With Microscope and Tweezers: Introduction

With Microscope and Tweezers:

An Analysis of the Internet Virus of November 1988

Introduction

Organization
A Rose by Any Other Name
Goals and Targets
Major Points
- How it entered
- Who it attacked
- What it attacked
- What it did NOT do

The Internet [internet][notablenets], a collection of interconnected networks linking approximately 60,000 computers, was attacked by a virus program on 2 November 1988. The Internet community is comprised of academic, corporate, and goverment research users, all seeking to exchange information to enhance their research efforts.

The virus broke into Berkeley Standard Distribution (BSD) UNIX and derivative systems. Once resident in a computer, it attempted to break into other machines on the network. This paper is an analysis of that virus program and of the reaction of the Internet community to the attack.

Footnotes:

UNIX is a trademark of AT&T. DEC, VAX, and Ultrix are trademarks of Digitial Equipment Corporation. Sun, SunOS, and NFS are trademarks of Sun Microsystems, Inc. IBM is a trademark of International Business Machines, Inc.

Organization

In Section [intro] we discuss the categorization of the program which attacked the Internet, the goals of the teams working on isolating the virus and the methods they employed, and summarize what the virus did and did not actually do. In Section [strat] we discuss in more detail the strategies it employed, the specific attacks it used, and the effective and ineffective defenses proposed by the community.

Section [chron] is a detailed presentation of the chronology of the virus. It describes how our group at MIT found out and reacted to the crisis, and relate the experiences and actions of select other groups throughout the country, especially as they interacted with our group.

Once the crisis had passed, the Internet community had time not only to explore the vulnerabilities which had allowed the attack to succeed, but also to consider how future attacks could be prevented. Section [lessons] presents our views on the lessons learned and problems to be faced in the future. In Section [acks] we acknowledge the people on our team and the people at other sites who aided us in the effort to understand the virus.

We present a subroutine by subroutine description of the virus program itself in Appendix [progappendix], including a diagram of the information flow through the routines which comprise the ``cracking engine''. Appendix [dict] contains a list of the words included in the built-in dictionary carried by the virus.

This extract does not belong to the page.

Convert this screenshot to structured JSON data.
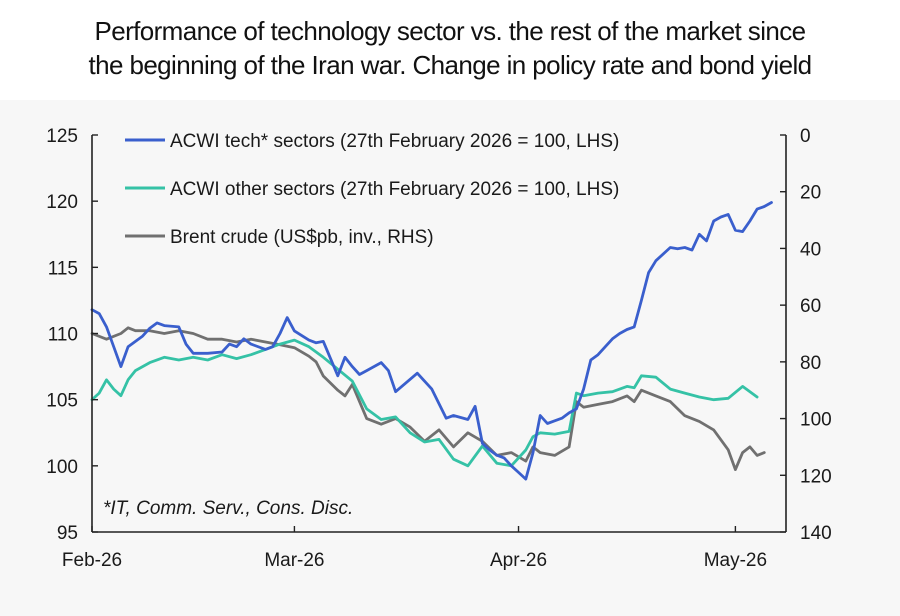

Finally in Appendix [cast] we provide an alphabetized list of all the people mentioned in this paper, their affiliations, and their network mail addresses.

A Rose by Any Other Name

The question of how to classify the program which infected the Internet has received a fair amount of attention. Was it a ``virus'' or ``worm''; or was it something else?

There is confusion about the term ``virus.'' To a biologist a virus is an agent of infection which can only grow and reproduce within a host cell. A lytic virus enters a cell and uses the cell's own metabolic machinery to replicate. The newly created viruses (more appropriately called ``virons'') break out of the infected cell, destroying it, and then seek out new cells to infect. A lysogenetic virus, on the other hand, alters the genetic material of its host cells. When the host cell reproduces it unwittingly reproduces the viral genes. At some point in the future, the viral genes are activated and many virons are produced by the cell. These proceed to break out of the cell and seek out other cells to infect [biovirus2]. Some single strand DNA viruses do not kill the host cell; they use the machinery of the host cell to reproduce (perhaps slowing normal celluar growth by diverting resources) and exit the cells in a non-destructive manner[biossdna].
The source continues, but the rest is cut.